A Kaduna State High Court has sentenced three defendants to a combined 21 years in prison over charges of conspiracy and intention to commit culpable homicide in the case of The State Vs. Ayuba Barde & 5 others KDH/KAD/88C/2014 — bringing an end to a legal battle that has stretched for more than a decade and raised serious concerns over delays in Nigeria’s judicial process.
The men, arrested in January 2014, were accused of attacking the late Chief of Jere, Dr. Sa’ad Usman, his driver and an orderly along the SSC Jere–Bwari Road in Kagarko Local Government Area. The defendants consistently pleaded not guilty.
The case passed through several judges, restarted multiple times, and witnessed prolonged periods without bail. The final judgment was delivered on 19 November 2025 by Justice Buhari M. Balarabe, who found the men guilty of conspiracy and intention to commit culpable homicide. However, the court ruled that the prosecution failed to prove that the Chief’s death in April 2020 — six years after the incident — was linked to the alleged attack.
Each defendant received five years for conspiracy and ten years for intention to commit culpable homicide, to run concurrently. Despite the court acknowledging that the men had already spent 11 years in custody, the judgment means they will remain in prison for an additional decade.
Lead defence attorney, Gloria Mabeiam Ballason Esa, disagrees with the judgment, describing it as “against the weight of evidence” and “not supported by law, justice or fairness.”
“To hand down 21 years imprisonment for conspiracy and intention is not contemplated by law. Not even the devil knows the intention of the heart of man,” she said.

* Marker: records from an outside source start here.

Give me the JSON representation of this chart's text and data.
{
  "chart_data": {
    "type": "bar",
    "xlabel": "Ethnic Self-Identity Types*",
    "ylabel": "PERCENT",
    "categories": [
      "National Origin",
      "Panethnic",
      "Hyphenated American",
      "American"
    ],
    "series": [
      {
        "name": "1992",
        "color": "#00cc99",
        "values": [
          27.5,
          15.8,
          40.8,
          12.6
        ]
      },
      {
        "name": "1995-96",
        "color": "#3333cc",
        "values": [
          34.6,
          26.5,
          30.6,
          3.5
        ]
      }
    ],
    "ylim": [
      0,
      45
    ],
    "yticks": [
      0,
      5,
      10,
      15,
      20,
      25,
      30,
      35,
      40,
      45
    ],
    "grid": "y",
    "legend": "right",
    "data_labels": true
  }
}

Ballason also raised concerns about the conduct of the proceedings, citing the refusal of the court to entertain bail applications until after the full hearing — a move she said violated constitutional guarantees of presumption of innocence and fair trial.
She further noted that no medical report establishing the cause of death of the traditional ruler was tendered in evidence, leaving what she described as “a break in the chain of causation.”
The defence argues that the unusually long duration of the case — involving repeated transfers between judges and a trial that restarted several times — undermines public confidence in the justice system. “Eleven years for a criminal trial under a democracy is simply not justifiable,” Ballason stated.
The defendants plan to appeal the judgment, with their legal team insisting there are strong grounds to challenge both the conviction and the sentencing.
The Kaduna State Ministry of Justice, represented in court by Solicitor-General J. N. Azumi Esq, declined to make comments on the record.
The case, already drawing national attention, is expected to face renewed scrutiny as it moves to the appellate courts, where legal observers say it may become a test of Nigeria’s commitment to fair trial standards and judicial reform.